Mr. Aliyev asserted that Mr. Nazarbayev and his advisers routinely collect money when state industries are privatized and garner commissions from virtually anyone wanting to do large-scale business in the country. "Part of this money came from the United States, some came from other companies and countries," he said.
He said Mr. Nazarbayev has used some of his money to advance the regime's interests in Washington, using crisis-management consultants. Lobbying by foreign governments, of course, isn't necessarily illegal. But Mr. Aliyev produced what he said were consultants' extensive reports to the Nazarbayev family, telling how they had covertly enlisted think tanks and former U.S. officials to improve Mr. Nazarbayev's reputation and influence the bribery probe.
Consultants tracked Mr. Nazarbayev's critics when they were in the U.S., documents in Mr. Aliyev's possession appear to show. One is the text of an email that Mr. Aliyev said a London consulting firm called Krull Corp. (UK) Ltd. provided to the Nazarbayevs.
It described the passage of a Kazakh politician and potential Nazarbayev rival through Customs at New York's JFK airport. The email included the man's flight number, type of visa and U.S. hotel. Federal border-control agents collect such information but keep it in a restricted database.
The original shareholder of Krull UK after its founding in 1996 was Mr. Mirtchev -- the man Mr. Aliyev describes as Mr. Nazarbayev's point man -- according to U.K. records. (Krull isn't related to Kroll, the large consulting and investigative firm that is a unit of Marsh & McLennan Cos.)

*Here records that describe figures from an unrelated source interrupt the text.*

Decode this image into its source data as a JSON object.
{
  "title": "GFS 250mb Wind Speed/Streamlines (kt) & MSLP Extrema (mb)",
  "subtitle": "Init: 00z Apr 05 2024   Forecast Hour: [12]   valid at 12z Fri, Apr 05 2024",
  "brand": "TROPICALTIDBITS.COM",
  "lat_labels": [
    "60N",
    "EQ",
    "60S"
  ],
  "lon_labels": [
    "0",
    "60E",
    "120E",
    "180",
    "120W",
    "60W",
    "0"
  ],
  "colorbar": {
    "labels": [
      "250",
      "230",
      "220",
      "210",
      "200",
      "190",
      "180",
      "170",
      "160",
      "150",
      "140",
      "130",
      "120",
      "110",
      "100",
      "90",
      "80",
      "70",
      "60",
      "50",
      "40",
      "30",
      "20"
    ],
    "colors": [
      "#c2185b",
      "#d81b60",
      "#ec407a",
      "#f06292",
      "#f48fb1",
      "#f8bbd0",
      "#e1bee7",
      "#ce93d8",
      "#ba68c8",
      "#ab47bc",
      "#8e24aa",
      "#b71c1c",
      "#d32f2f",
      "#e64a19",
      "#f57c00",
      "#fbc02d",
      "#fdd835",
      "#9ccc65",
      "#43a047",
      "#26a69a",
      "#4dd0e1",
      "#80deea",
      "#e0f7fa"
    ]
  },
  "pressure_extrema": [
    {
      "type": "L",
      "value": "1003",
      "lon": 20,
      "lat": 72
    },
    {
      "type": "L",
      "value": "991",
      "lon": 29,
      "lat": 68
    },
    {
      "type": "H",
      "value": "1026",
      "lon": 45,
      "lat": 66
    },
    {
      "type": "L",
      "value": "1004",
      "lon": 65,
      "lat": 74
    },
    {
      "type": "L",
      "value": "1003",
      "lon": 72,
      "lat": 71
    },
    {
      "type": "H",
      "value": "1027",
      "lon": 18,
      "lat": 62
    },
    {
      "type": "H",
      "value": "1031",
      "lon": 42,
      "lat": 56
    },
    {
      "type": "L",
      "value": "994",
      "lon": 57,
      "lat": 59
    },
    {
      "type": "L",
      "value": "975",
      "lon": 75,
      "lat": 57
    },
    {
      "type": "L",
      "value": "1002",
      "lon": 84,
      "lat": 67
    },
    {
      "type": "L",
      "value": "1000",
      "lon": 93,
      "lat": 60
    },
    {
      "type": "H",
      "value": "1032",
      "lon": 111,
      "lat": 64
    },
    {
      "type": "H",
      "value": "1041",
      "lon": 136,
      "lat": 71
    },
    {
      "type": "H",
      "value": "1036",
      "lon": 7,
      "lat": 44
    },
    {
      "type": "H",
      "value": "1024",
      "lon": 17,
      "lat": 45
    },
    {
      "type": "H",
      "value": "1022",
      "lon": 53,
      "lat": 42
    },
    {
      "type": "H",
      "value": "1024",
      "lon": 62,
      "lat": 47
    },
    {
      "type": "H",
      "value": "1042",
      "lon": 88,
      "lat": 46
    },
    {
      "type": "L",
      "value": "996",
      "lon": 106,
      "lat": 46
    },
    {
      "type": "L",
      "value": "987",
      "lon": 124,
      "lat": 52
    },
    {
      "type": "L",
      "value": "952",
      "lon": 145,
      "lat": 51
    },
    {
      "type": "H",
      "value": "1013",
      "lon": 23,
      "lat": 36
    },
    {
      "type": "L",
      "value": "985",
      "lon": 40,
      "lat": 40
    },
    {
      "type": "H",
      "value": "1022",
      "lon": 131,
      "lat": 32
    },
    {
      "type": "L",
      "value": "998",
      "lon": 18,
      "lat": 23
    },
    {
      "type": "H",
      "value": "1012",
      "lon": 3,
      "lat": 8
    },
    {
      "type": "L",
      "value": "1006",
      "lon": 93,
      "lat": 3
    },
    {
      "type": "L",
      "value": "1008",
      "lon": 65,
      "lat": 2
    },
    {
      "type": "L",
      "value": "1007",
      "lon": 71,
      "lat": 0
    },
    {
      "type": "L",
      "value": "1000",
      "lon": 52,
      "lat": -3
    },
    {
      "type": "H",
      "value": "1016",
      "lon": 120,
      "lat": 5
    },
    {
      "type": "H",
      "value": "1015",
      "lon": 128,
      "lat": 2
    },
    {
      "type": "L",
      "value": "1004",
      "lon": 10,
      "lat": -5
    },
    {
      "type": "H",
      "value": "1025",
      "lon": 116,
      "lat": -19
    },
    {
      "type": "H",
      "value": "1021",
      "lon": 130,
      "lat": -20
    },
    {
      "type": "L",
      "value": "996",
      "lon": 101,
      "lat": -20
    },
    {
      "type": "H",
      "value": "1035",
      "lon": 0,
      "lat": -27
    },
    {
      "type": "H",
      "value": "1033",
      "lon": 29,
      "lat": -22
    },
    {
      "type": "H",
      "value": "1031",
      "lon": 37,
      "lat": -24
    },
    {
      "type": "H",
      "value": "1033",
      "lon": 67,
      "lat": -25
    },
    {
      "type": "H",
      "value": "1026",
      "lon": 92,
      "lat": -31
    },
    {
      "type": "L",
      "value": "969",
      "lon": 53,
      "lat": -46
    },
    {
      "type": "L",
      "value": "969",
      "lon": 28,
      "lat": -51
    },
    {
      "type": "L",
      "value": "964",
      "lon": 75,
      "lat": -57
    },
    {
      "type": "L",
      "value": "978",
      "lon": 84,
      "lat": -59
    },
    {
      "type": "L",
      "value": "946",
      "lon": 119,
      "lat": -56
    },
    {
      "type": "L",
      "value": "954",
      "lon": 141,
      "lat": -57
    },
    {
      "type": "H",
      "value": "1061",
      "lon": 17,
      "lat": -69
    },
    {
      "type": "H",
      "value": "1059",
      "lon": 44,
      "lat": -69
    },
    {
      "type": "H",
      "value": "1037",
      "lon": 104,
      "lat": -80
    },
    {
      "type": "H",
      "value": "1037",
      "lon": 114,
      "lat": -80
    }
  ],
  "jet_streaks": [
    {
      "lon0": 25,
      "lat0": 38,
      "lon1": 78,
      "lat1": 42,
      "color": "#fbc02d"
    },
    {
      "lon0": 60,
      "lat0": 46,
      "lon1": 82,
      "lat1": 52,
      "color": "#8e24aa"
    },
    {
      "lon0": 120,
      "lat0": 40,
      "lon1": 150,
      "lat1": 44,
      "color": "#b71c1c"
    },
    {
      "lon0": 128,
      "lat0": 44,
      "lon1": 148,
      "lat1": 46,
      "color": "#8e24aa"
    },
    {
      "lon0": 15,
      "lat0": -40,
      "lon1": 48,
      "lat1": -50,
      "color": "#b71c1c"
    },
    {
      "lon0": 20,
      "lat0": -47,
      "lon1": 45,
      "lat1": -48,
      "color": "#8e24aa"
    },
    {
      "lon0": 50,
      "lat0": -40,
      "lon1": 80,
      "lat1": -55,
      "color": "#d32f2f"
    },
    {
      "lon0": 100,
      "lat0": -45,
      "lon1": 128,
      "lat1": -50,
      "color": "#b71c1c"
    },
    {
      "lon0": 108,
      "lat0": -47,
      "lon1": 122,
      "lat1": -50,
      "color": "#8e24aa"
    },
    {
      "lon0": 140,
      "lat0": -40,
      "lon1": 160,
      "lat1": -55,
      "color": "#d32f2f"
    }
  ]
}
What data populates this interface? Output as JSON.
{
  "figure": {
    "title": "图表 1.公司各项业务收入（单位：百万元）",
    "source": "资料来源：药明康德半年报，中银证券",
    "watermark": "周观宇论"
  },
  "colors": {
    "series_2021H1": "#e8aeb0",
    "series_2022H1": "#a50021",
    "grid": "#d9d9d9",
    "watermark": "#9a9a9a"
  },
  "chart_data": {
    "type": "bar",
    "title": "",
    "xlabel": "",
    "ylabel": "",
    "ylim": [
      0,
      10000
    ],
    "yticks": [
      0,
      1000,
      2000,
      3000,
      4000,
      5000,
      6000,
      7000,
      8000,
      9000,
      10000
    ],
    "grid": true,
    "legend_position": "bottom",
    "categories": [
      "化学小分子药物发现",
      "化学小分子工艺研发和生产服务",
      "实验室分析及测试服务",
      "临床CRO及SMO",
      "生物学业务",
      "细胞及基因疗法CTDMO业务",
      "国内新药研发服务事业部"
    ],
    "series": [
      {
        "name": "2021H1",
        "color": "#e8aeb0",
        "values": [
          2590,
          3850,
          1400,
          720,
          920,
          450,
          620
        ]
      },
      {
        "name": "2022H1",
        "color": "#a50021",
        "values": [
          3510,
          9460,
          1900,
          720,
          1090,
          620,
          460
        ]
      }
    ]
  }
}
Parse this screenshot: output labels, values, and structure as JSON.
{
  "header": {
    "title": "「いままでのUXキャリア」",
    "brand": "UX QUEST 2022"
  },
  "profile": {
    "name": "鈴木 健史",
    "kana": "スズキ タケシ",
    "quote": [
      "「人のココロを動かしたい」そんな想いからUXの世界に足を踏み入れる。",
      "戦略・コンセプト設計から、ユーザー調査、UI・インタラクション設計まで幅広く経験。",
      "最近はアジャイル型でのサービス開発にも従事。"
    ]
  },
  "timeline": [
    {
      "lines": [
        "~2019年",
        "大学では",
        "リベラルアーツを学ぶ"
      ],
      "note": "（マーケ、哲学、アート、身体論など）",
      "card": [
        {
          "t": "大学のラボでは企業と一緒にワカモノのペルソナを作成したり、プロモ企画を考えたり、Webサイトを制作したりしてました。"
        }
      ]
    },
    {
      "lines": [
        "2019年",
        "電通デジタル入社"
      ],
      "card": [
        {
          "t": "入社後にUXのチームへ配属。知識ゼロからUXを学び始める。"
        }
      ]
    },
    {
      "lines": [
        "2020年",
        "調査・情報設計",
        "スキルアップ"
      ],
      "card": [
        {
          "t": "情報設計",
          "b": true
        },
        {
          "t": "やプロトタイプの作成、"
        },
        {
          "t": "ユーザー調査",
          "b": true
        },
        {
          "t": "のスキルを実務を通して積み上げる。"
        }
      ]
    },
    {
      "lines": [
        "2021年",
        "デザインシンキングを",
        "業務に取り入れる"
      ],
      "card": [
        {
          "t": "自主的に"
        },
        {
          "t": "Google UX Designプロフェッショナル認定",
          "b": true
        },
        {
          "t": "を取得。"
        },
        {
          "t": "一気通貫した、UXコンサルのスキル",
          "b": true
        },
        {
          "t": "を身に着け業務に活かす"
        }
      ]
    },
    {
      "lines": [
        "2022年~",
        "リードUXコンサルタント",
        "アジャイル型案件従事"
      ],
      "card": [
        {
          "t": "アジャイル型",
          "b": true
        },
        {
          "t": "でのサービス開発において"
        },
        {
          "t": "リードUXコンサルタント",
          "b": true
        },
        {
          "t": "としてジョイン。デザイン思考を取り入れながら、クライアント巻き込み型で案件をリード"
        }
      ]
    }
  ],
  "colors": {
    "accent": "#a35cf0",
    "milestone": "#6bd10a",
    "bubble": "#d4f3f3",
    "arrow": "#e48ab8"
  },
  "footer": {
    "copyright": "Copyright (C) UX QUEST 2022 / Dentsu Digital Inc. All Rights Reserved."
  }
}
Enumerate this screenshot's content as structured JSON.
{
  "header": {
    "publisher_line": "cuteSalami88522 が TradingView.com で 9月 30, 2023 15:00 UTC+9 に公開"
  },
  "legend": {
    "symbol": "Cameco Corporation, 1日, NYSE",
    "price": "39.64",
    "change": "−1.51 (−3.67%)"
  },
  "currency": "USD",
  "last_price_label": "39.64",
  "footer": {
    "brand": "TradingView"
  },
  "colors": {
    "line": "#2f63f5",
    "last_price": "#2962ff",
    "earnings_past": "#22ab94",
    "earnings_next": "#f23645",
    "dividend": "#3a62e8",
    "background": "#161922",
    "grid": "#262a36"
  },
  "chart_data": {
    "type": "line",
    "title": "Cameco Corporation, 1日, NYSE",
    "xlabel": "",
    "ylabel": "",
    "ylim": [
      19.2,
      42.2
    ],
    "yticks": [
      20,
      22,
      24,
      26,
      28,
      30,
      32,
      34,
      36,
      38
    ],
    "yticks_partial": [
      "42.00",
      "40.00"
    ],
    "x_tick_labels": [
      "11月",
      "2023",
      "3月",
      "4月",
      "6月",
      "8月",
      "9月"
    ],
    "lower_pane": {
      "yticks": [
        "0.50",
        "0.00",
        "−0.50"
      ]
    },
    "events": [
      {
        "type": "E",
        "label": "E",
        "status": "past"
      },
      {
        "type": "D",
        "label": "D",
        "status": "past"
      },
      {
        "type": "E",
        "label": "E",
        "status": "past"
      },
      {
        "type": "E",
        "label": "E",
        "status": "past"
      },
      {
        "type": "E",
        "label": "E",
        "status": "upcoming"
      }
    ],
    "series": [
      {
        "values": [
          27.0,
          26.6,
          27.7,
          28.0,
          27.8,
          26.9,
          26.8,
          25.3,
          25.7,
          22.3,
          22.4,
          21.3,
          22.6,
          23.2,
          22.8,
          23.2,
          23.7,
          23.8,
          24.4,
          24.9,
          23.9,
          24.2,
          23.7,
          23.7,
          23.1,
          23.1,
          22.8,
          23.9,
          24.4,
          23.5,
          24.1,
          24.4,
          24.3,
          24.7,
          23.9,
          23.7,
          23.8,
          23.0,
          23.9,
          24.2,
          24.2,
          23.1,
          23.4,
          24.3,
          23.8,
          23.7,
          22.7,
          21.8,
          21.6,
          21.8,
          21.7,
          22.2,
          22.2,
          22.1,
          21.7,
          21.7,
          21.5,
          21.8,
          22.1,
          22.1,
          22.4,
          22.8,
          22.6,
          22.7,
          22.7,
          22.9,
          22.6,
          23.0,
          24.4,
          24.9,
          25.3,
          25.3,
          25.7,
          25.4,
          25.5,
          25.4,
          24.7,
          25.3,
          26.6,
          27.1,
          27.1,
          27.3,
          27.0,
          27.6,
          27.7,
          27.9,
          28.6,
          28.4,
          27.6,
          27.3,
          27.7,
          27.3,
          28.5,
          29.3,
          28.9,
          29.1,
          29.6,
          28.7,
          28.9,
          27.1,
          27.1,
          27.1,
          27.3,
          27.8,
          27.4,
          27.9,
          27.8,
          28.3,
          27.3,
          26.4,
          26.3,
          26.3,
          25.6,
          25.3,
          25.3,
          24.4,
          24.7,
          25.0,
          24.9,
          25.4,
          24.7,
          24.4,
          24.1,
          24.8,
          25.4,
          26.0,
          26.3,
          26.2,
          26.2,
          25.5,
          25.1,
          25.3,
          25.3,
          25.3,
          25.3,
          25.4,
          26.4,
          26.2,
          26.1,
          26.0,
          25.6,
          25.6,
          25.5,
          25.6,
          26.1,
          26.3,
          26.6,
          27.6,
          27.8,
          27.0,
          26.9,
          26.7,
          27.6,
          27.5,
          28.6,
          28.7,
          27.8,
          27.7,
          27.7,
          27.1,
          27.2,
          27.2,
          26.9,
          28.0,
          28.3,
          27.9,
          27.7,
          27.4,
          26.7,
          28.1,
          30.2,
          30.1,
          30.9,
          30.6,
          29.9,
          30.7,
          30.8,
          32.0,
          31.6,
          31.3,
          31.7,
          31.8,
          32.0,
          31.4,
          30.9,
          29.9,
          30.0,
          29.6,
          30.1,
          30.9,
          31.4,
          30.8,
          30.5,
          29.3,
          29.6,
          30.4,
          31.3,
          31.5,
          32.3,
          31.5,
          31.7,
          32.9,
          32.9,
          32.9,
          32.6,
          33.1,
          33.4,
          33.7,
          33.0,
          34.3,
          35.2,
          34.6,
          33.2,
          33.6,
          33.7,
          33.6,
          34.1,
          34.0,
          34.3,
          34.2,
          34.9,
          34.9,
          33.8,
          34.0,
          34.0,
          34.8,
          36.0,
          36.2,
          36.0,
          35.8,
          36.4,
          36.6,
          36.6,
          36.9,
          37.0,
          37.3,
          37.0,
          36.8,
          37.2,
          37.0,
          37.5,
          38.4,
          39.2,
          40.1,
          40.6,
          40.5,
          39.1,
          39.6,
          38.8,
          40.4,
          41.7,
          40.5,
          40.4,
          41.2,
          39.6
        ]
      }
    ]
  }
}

Mr. Aliyev also displayed what appeared to be a report analyzing the cellphone records of a Washington lobbyist for the Kazakh political opposition. Mr. Aliyev said that Mr. Mirtchev provided President Nazarbayev with this report. Mr. Nazarbayev "was very much impressed when Mr. Mirtchev brought the copies of mobile and office phone" records, Mr. Aliyev said in the interviews. U.S. law prohibits unauthorized disclosure of phone records.